Many clients object to “giving” stock to children or key employees. After all, they are keenly aware that they became owners the hard way, by funding their own equity followed by the sweat and tears expended in building the business into a successful enterprise. As CPAs, we know that that “gifts” of stock and other structuring options can save a huge amount of IRS tax dollars. We just need to find a way to reconcile these vehicles with our clients’ feelings about mechanics.

Another critical part of the equation is funding the transaction. With a generational transfer, relatives are usually willing to live with a payout over time. This can also be true with the transfer of ownership to key employees. It becomes less attractive when the sale is to an unrelated third party, which makes bank or another external financing necessary. Depending on the type of business, asset makeup, dependence on the financial strength of the seller (i.e. personal guarantees securing financing or not), and track record of the business, obtaining outside financing may be a snap or an unachievable task. Needless to say, there are many ways to structure business transitions to make them manageable from a cash-flow, financing, and tax-efficiency standpoint. That’s why CPAs are critical to the process, right?
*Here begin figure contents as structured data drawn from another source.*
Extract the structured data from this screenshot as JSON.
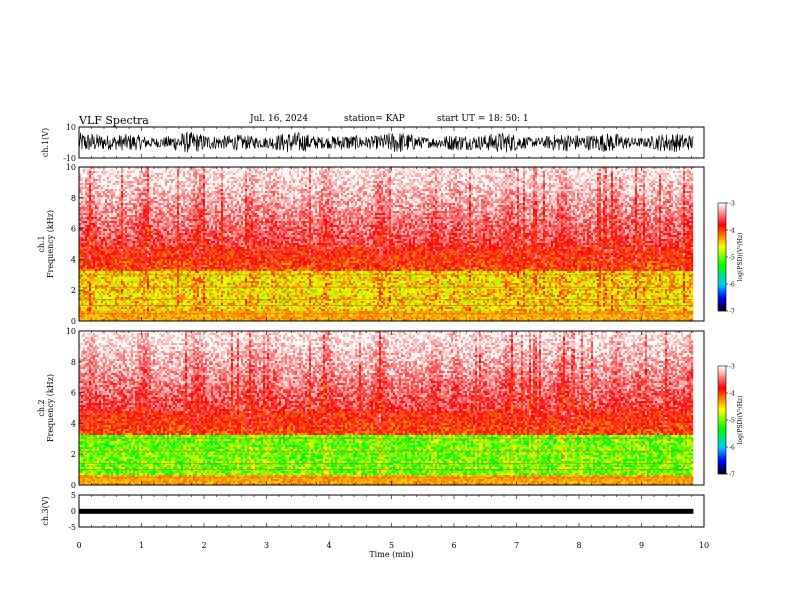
{
  "header": {
    "title": "VLF Spectra",
    "date": "Jul. 16, 2024",
    "station": "station= KAP",
    "start": "start UT =  18: 50: 1"
  },
  "chart_data": [
    {
      "type": "line",
      "ylabel": "ch.1(V)",
      "ylim": [
        -10,
        10
      ],
      "yticks": [
        "10",
        "-10"
      ],
      "xlim": [
        0,
        10
      ],
      "series": [
        {
          "description_values": "noisy waveform spanning about -7 to 7 V"
        }
      ]
    },
    {
      "type": "heatmap",
      "ylabel_line1": "ch.1",
      "ylabel_line2": "Frequency (kHz)",
      "ylim": [
        0,
        10
      ],
      "yticks": [
        "0",
        "2",
        "4",
        "6",
        "8",
        "10"
      ],
      "xlim": [
        0,
        9.83
      ],
      "colorbar": {
        "label": "log(PSD)(V²/Hz)",
        "range": [
          -7,
          -3
        ],
        "ticks": [
          "-3",
          "-4",
          "-5",
          "-6",
          "-7"
        ]
      }
    },
    {
      "type": "heatmap",
      "ylabel_line1": "ch.2",
      "ylabel_line2": "Frequency (kHz)",
      "ylim": [
        0,
        10
      ],
      "yticks": [
        "0",
        "2",
        "4",
        "6",
        "8",
        "10"
      ],
      "xlim": [
        0,
        9.83
      ],
      "colorbar": {
        "label": "log(PSD)(V²/Hz)",
        "range": [
          -7,
          -3
        ],
        "ticks": [
          "-3",
          "-4",
          "-5",
          "-6",
          "-7"
        ]
      }
    },
    {
      "type": "line",
      "ylabel": "ch.3(V)",
      "ylim": [
        -5,
        5
      ],
      "yticks": [
        "5",
        "0",
        "-5"
      ],
      "xlim": [
        0,
        10
      ],
      "series": [
        {
          "level": -0.1
        }
      ]
    }
  ],
  "xaxis": {
    "label": "Time (min)",
    "ticks": [
      "0",
      "1",
      "2",
      "3",
      "4",
      "5",
      "6",
      "7",
      "8",
      "9",
      "10"
    ]
  },
  "colors": {
    "scale": [
      "#000000",
      "#0000ff",
      "#00d0ff",
      "#00ff00",
      "#ffff00",
      "#ff8000",
      "#ff0000",
      "#ffffff"
    ]
  }
}
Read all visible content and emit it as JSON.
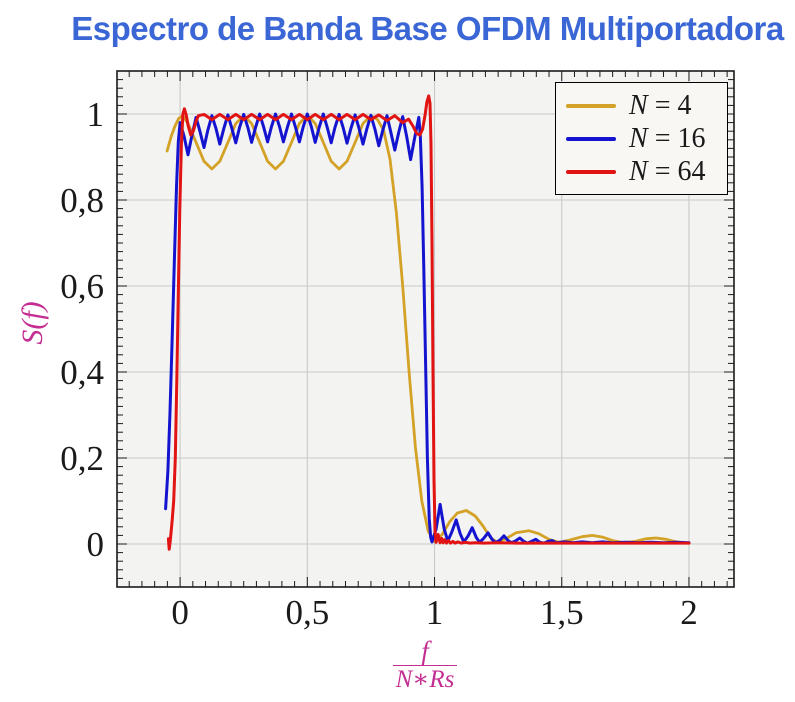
{
  "title": {
    "text": "Espectro de Banda Base OFDM Multiportadora"
  },
  "theme": {
    "page_bg": "#ffffff",
    "plot_bg": "#f3f3f1",
    "grid_color": "#c9c9c9",
    "axis_color": "#1a1a1a",
    "tick_label_color": "#1a1a1a",
    "title_color": "#3b67d6",
    "axis_label_color": "#c42e92",
    "legend_bg": "#f8f7f4",
    "legend_border": "#000000"
  },
  "chart_data": {
    "type": "line",
    "title": "Espectro de Banda Base OFDM Multiportadora",
    "ylabel": "S(f)",
    "xlabel": {
      "numerator": "f",
      "denominator": "N∗Rs"
    },
    "xlim": [
      -0.248,
      2.177
    ],
    "ylim": [
      -0.1,
      1.1
    ],
    "grid": true,
    "legend_position": "top-right",
    "x_major_ticks": [
      0,
      0.5,
      1,
      1.5,
      2
    ],
    "x_tick_labels": [
      "0",
      "0,5",
      "1",
      "1,5",
      "2"
    ],
    "y_major_ticks": [
      0,
      0.2,
      0.4,
      0.6,
      0.8,
      1
    ],
    "y_tick_labels": [
      "0",
      "0,2",
      "0,4",
      "0,6",
      "0,8",
      "1"
    ],
    "x_minor_step": 0.05,
    "y_minor_step": 0.02,
    "series": [
      {
        "id": "n4",
        "label": "N = 4",
        "label_var": "N",
        "label_eq": " = 4",
        "color": "#d3a226",
        "width": 2.8,
        "points": [
          [
            -0.051,
            0.914
          ],
          [
            -0.035,
            0.948
          ],
          [
            -0.02,
            0.972
          ],
          [
            -0.005,
            0.99
          ],
          [
            0.01,
            0.996
          ],
          [
            0.031,
            0.978
          ],
          [
            0.063,
            0.934
          ],
          [
            0.094,
            0.89
          ],
          [
            0.125,
            0.872
          ],
          [
            0.156,
            0.89
          ],
          [
            0.188,
            0.934
          ],
          [
            0.219,
            0.978
          ],
          [
            0.25,
            0.996
          ],
          [
            0.281,
            0.978
          ],
          [
            0.313,
            0.934
          ],
          [
            0.344,
            0.89
          ],
          [
            0.375,
            0.872
          ],
          [
            0.406,
            0.89
          ],
          [
            0.438,
            0.934
          ],
          [
            0.469,
            0.978
          ],
          [
            0.5,
            0.997
          ],
          [
            0.531,
            0.978
          ],
          [
            0.563,
            0.934
          ],
          [
            0.594,
            0.89
          ],
          [
            0.625,
            0.872
          ],
          [
            0.656,
            0.89
          ],
          [
            0.688,
            0.934
          ],
          [
            0.719,
            0.978
          ],
          [
            0.75,
            0.996
          ],
          [
            0.775,
            0.988
          ],
          [
            0.8,
            0.962
          ],
          [
            0.825,
            0.895
          ],
          [
            0.85,
            0.77
          ],
          [
            0.875,
            0.6
          ],
          [
            0.9,
            0.4
          ],
          [
            0.925,
            0.225
          ],
          [
            0.95,
            0.1
          ],
          [
            0.975,
            0.03
          ],
          [
            1.0,
            0.006
          ],
          [
            1.03,
            0.022
          ],
          [
            1.06,
            0.052
          ],
          [
            1.09,
            0.072
          ],
          [
            1.125,
            0.078
          ],
          [
            1.16,
            0.065
          ],
          [
            1.19,
            0.042
          ],
          [
            1.22,
            0.015
          ],
          [
            1.245,
            0.004
          ],
          [
            1.28,
            0.012
          ],
          [
            1.32,
            0.026
          ],
          [
            1.37,
            0.031
          ],
          [
            1.41,
            0.024
          ],
          [
            1.45,
            0.011
          ],
          [
            1.49,
            0.004
          ],
          [
            1.53,
            0.009
          ],
          [
            1.58,
            0.017
          ],
          [
            1.62,
            0.02
          ],
          [
            1.66,
            0.016
          ],
          [
            1.7,
            0.008
          ],
          [
            1.745,
            0.003
          ],
          [
            1.79,
            0.006
          ],
          [
            1.83,
            0.012
          ],
          [
            1.87,
            0.014
          ],
          [
            1.91,
            0.011
          ],
          [
            1.95,
            0.005
          ],
          [
            2.0,
            0.002
          ]
        ]
      },
      {
        "id": "n16",
        "label": "N = 16",
        "label_var": "N",
        "label_eq": " = 16",
        "color": "#1414d0",
        "width": 3,
        "points": [
          [
            -0.057,
            0.082
          ],
          [
            -0.048,
            0.17
          ],
          [
            -0.04,
            0.3
          ],
          [
            -0.031,
            0.48
          ],
          [
            -0.022,
            0.67
          ],
          [
            -0.014,
            0.83
          ],
          [
            -0.007,
            0.935
          ],
          [
            0.0,
            0.98
          ],
          [
            0.016,
            0.947
          ],
          [
            0.031,
            0.905
          ],
          [
            0.047,
            0.952
          ],
          [
            0.063,
            0.992
          ],
          [
            0.078,
            0.96
          ],
          [
            0.094,
            0.922
          ],
          [
            0.109,
            0.962
          ],
          [
            0.125,
            0.996
          ],
          [
            0.141,
            0.966
          ],
          [
            0.156,
            0.93
          ],
          [
            0.172,
            0.967
          ],
          [
            0.188,
            0.998
          ],
          [
            0.203,
            0.968
          ],
          [
            0.219,
            0.933
          ],
          [
            0.234,
            0.969
          ],
          [
            0.25,
            0.999
          ],
          [
            0.266,
            0.969
          ],
          [
            0.281,
            0.934
          ],
          [
            0.297,
            0.97
          ],
          [
            0.313,
            1.0
          ],
          [
            0.328,
            0.97
          ],
          [
            0.344,
            0.935
          ],
          [
            0.359,
            0.97
          ],
          [
            0.375,
            1.0
          ],
          [
            0.391,
            0.97
          ],
          [
            0.406,
            0.935
          ],
          [
            0.422,
            0.97
          ],
          [
            0.438,
            1.0
          ],
          [
            0.453,
            0.97
          ],
          [
            0.469,
            0.935
          ],
          [
            0.484,
            0.97
          ],
          [
            0.5,
            1.0
          ],
          [
            0.516,
            0.97
          ],
          [
            0.531,
            0.934
          ],
          [
            0.547,
            0.97
          ],
          [
            0.563,
            1.0
          ],
          [
            0.578,
            0.969
          ],
          [
            0.594,
            0.933
          ],
          [
            0.609,
            0.969
          ],
          [
            0.625,
            0.999
          ],
          [
            0.641,
            0.968
          ],
          [
            0.656,
            0.932
          ],
          [
            0.672,
            0.968
          ],
          [
            0.688,
            0.998
          ],
          [
            0.703,
            0.967
          ],
          [
            0.719,
            0.93
          ],
          [
            0.734,
            0.966
          ],
          [
            0.75,
            0.997
          ],
          [
            0.766,
            0.964
          ],
          [
            0.781,
            0.926
          ],
          [
            0.797,
            0.963
          ],
          [
            0.813,
            0.996
          ],
          [
            0.828,
            0.958
          ],
          [
            0.844,
            0.916
          ],
          [
            0.859,
            0.957
          ],
          [
            0.875,
            0.994
          ],
          [
            0.891,
            0.946
          ],
          [
            0.906,
            0.894
          ],
          [
            0.922,
            0.945
          ],
          [
            0.938,
            0.992
          ],
          [
            0.944,
            0.95
          ],
          [
            0.951,
            0.83
          ],
          [
            0.958,
            0.64
          ],
          [
            0.965,
            0.42
          ],
          [
            0.972,
            0.2
          ],
          [
            0.979,
            0.06
          ],
          [
            0.985,
            0.015
          ],
          [
            0.99,
            0.005
          ],
          [
            1.006,
            0.035
          ],
          [
            1.022,
            0.092
          ],
          [
            1.038,
            0.035
          ],
          [
            1.052,
            0.007
          ],
          [
            1.068,
            0.028
          ],
          [
            1.085,
            0.056
          ],
          [
            1.101,
            0.024
          ],
          [
            1.115,
            0.005
          ],
          [
            1.131,
            0.018
          ],
          [
            1.148,
            0.038
          ],
          [
            1.164,
            0.015
          ],
          [
            1.177,
            0.004
          ],
          [
            1.193,
            0.013
          ],
          [
            1.21,
            0.026
          ],
          [
            1.226,
            0.011
          ],
          [
            1.24,
            0.003
          ],
          [
            1.257,
            0.009
          ],
          [
            1.273,
            0.019
          ],
          [
            1.289,
            0.008
          ],
          [
            1.302,
            0.003
          ],
          [
            1.318,
            0.007
          ],
          [
            1.335,
            0.014
          ],
          [
            1.351,
            0.006
          ],
          [
            1.365,
            0.002
          ],
          [
            1.381,
            0.006
          ],
          [
            1.398,
            0.011
          ],
          [
            1.414,
            0.004
          ],
          [
            1.43,
            0.002
          ],
          [
            1.446,
            0.006
          ],
          [
            1.462,
            0.008
          ],
          [
            1.478,
            0.003
          ],
          [
            1.51,
            0.005
          ],
          [
            1.545,
            0.003
          ],
          [
            1.58,
            0.005
          ],
          [
            1.62,
            0.003
          ],
          [
            1.66,
            0.005
          ],
          [
            1.7,
            0.003
          ],
          [
            1.75,
            0.004
          ],
          [
            1.8,
            0.003
          ],
          [
            1.85,
            0.004
          ],
          [
            1.9,
            0.003
          ],
          [
            1.95,
            0.004
          ],
          [
            2.0,
            0.003
          ]
        ]
      },
      {
        "id": "n64",
        "label": "N = 64",
        "label_var": "N",
        "label_eq": " = 64",
        "color": "#e11313",
        "width": 3,
        "points": [
          [
            -0.046,
            0.012
          ],
          [
            -0.043,
            -0.012
          ],
          [
            -0.039,
            0.006
          ],
          [
            -0.032,
            0.05
          ],
          [
            -0.025,
            0.1
          ],
          [
            -0.019,
            0.2
          ],
          [
            -0.013,
            0.38
          ],
          [
            -0.007,
            0.58
          ],
          [
            -0.001,
            0.78
          ],
          [
            0.005,
            0.93
          ],
          [
            0.011,
            1.0
          ],
          [
            0.017,
            1.012
          ],
          [
            0.024,
            0.998
          ],
          [
            0.032,
            0.972
          ],
          [
            0.042,
            0.951
          ],
          [
            0.052,
            0.96
          ],
          [
            0.062,
            0.982
          ],
          [
            0.072,
            0.996
          ],
          [
            0.094,
            0.999
          ],
          [
            0.125,
            0.987
          ],
          [
            0.156,
            0.999
          ],
          [
            0.188,
            0.987
          ],
          [
            0.219,
            0.999
          ],
          [
            0.25,
            0.987
          ],
          [
            0.281,
            0.999
          ],
          [
            0.313,
            0.987
          ],
          [
            0.344,
            0.999
          ],
          [
            0.375,
            0.987
          ],
          [
            0.406,
            0.999
          ],
          [
            0.438,
            0.987
          ],
          [
            0.469,
            0.999
          ],
          [
            0.5,
            0.987
          ],
          [
            0.531,
            0.999
          ],
          [
            0.563,
            0.987
          ],
          [
            0.594,
            0.999
          ],
          [
            0.625,
            0.987
          ],
          [
            0.656,
            0.999
          ],
          [
            0.688,
            0.987
          ],
          [
            0.719,
            0.999
          ],
          [
            0.75,
            0.987
          ],
          [
            0.781,
            0.998
          ],
          [
            0.813,
            0.985
          ],
          [
            0.844,
            0.996
          ],
          [
            0.875,
            0.98
          ],
          [
            0.898,
            0.988
          ],
          [
            0.915,
            0.972
          ],
          [
            0.93,
            0.955
          ],
          [
            0.942,
            0.951
          ],
          [
            0.953,
            0.965
          ],
          [
            0.963,
            0.998
          ],
          [
            0.97,
            1.028
          ],
          [
            0.977,
            1.042
          ],
          [
            0.982,
            1.025
          ],
          [
            0.986,
            0.93
          ],
          [
            0.99,
            0.7
          ],
          [
            0.994,
            0.4
          ],
          [
            0.998,
            0.15
          ],
          [
            1.002,
            0.03
          ],
          [
            1.006,
            0.004
          ],
          [
            1.01,
            0.013
          ],
          [
            1.014,
            0.022
          ],
          [
            1.018,
            0.012
          ],
          [
            1.022,
            0.003
          ],
          [
            1.028,
            0.013
          ],
          [
            1.034,
            0.003
          ],
          [
            1.04,
            0.01
          ],
          [
            1.047,
            0.002
          ],
          [
            1.055,
            0.008
          ],
          [
            1.063,
            0.002
          ],
          [
            1.072,
            0.006
          ],
          [
            1.081,
            0.002
          ],
          [
            1.092,
            0.005
          ],
          [
            1.105,
            0.002
          ],
          [
            1.12,
            0.004
          ],
          [
            1.14,
            0.002
          ],
          [
            1.16,
            0.003
          ],
          [
            1.19,
            0.002
          ],
          [
            1.25,
            0.003
          ],
          [
            1.32,
            0.002
          ],
          [
            1.4,
            0.002
          ],
          [
            1.5,
            0.002
          ],
          [
            1.6,
            0.002
          ],
          [
            1.7,
            0.002
          ],
          [
            1.8,
            0.002
          ],
          [
            1.9,
            0.002
          ],
          [
            2.0,
            0.002
          ]
        ]
      }
    ]
  }
}
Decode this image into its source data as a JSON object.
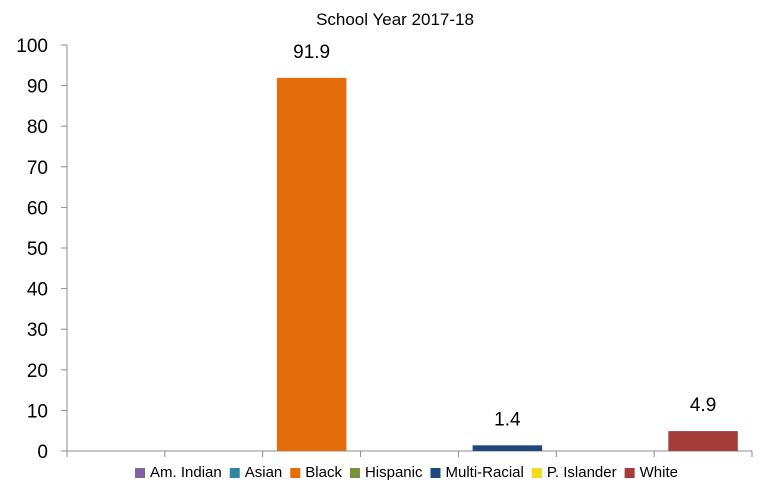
{
  "chart_data": {
    "type": "bar",
    "subtitle": "School Year 2017-18",
    "categories": [
      "Am. Indian",
      "Asian",
      "Black",
      "Hispanic",
      "Multi-Racial",
      "P. Islander",
      "White"
    ],
    "values": [
      0,
      0,
      91.9,
      0,
      1.4,
      0,
      4.9
    ],
    "data_labels": [
      "",
      "",
      "91.9",
      "",
      "1.4",
      "",
      "4.9"
    ],
    "colors": [
      "#8064A2",
      "#31859C",
      "#E46C0A",
      "#77933C",
      "#1F497D",
      "#F2DC1C",
      "#A33C3B"
    ],
    "ylim": [
      0,
      100
    ],
    "yticks": [
      "0",
      "10",
      "20",
      "30",
      "40",
      "50",
      "60",
      "70",
      "80",
      "90",
      "100"
    ],
    "grid": false,
    "legend_position": "bottom"
  }
}
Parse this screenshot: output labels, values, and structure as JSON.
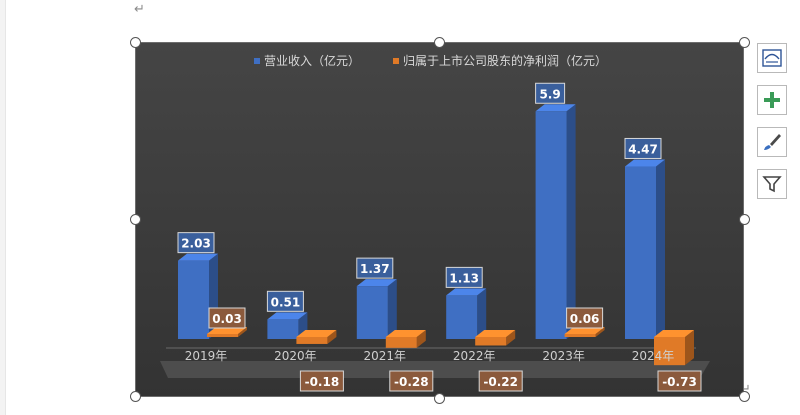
{
  "document": {
    "paragraph_mark": "↵"
  },
  "side_buttons": [
    {
      "name": "chart-elements-button",
      "icon": "chart-layout-icon"
    },
    {
      "name": "add-element-button",
      "icon": "plus-icon"
    },
    {
      "name": "chart-styles-button",
      "icon": "brush-icon"
    },
    {
      "name": "chart-filters-button",
      "icon": "filter-icon"
    }
  ],
  "colors": {
    "chart_bg": "#3b3b3b",
    "revenue": "#3f6fc3",
    "profit": "#e07a27",
    "text": "#d9d9d9"
  },
  "chart_data": {
    "type": "bar",
    "categories": [
      "2019年",
      "2020年",
      "2021年",
      "2022年",
      "2023年",
      "2024年"
    ],
    "series": [
      {
        "name": "营业收入（亿元）",
        "values": [
          2.03,
          0.51,
          1.37,
          1.13,
          5.9,
          4.47
        ]
      },
      {
        "name": "归属于上市公司股东的净利润（亿元）",
        "values": [
          0.03,
          -0.18,
          -0.28,
          -0.22,
          0.06,
          -0.73
        ]
      }
    ],
    "data_labels": [
      [
        "2.03",
        "0.51",
        "1.37",
        "1.13",
        "5.9",
        "4.47"
      ],
      [
        "0.03",
        "-0.18",
        "-0.28",
        "-0.22",
        "0.06",
        "-0.73"
      ]
    ],
    "ylim": [
      -0.73,
      5.9
    ],
    "legend_position": "top",
    "grid": false,
    "style": "3d-clustered-column"
  }
}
Element #5. Implementation Approach That’s Rock Solid

Too often, a brilliantly crafted succession plan falls short of its goals due to the lack of follow-through after the sale. Outside of the business, strategic and ongoing communications are needed to make customers/clients aware of the succession plan and what it will mean in terms of their relationship to the business. For the most part, the message is that “if you loved us before, you will love us even more in the future.” Other outside constituents, including suppliers, regulators, bankers, important community or political connections, and others also need to be kept in the loop and persuaded that the transition will be smooth and positive for them.

Inside of the business, the employees — the most important asset in the sale — also need attention and tender loving care if they are going to stick around. This is especially true for key executives, who may require “stay bonuses” to maintain their interest, particularly when the sale is to an unrelated third-party that is part of a larger entity, and the executives know that consolidation of positions is part of the program. In order for the succession to succeed, these key executives not only need to be retained, but they also need to receive the grooming that equips them to run the business. This is no small task if these anointed leaders are taking on many new tasks while trying to train someone to fill the role they had before the sale. It becomes an especially impossible task if they don’t have the training or the capabilities to step into the big, empty shoes of the owner(s).

Conclusion

Although the closing documents may legally define the ongoing Selling Your Business relationship between buyer and seller, taking the right steps to make it functional is vital. In many situations, there may be a continuing consulting or employment relationship that can be unnerving to both parties, unless a well-structured and mutually agreed upon plan is in order that delivers the expected benefit. Other areas to define include how much information will be shared between new and past owners and whether any continued decision-making role will exist for the former owner(s). Having a well-defined process and quick resolution of disputes included in the legal documents, as well as identified professional advisors who can help keep things on track in a positive way, really helps facilitate the post-sale phase, making it more productive and comfortable for all concerned.

In an upcoming article, I will divulge what the ideal timing for transitioning management is as well as discuss ownership controls of your client’s business. In the meantime, utilizing some of the above elements with your clients should prove interesting.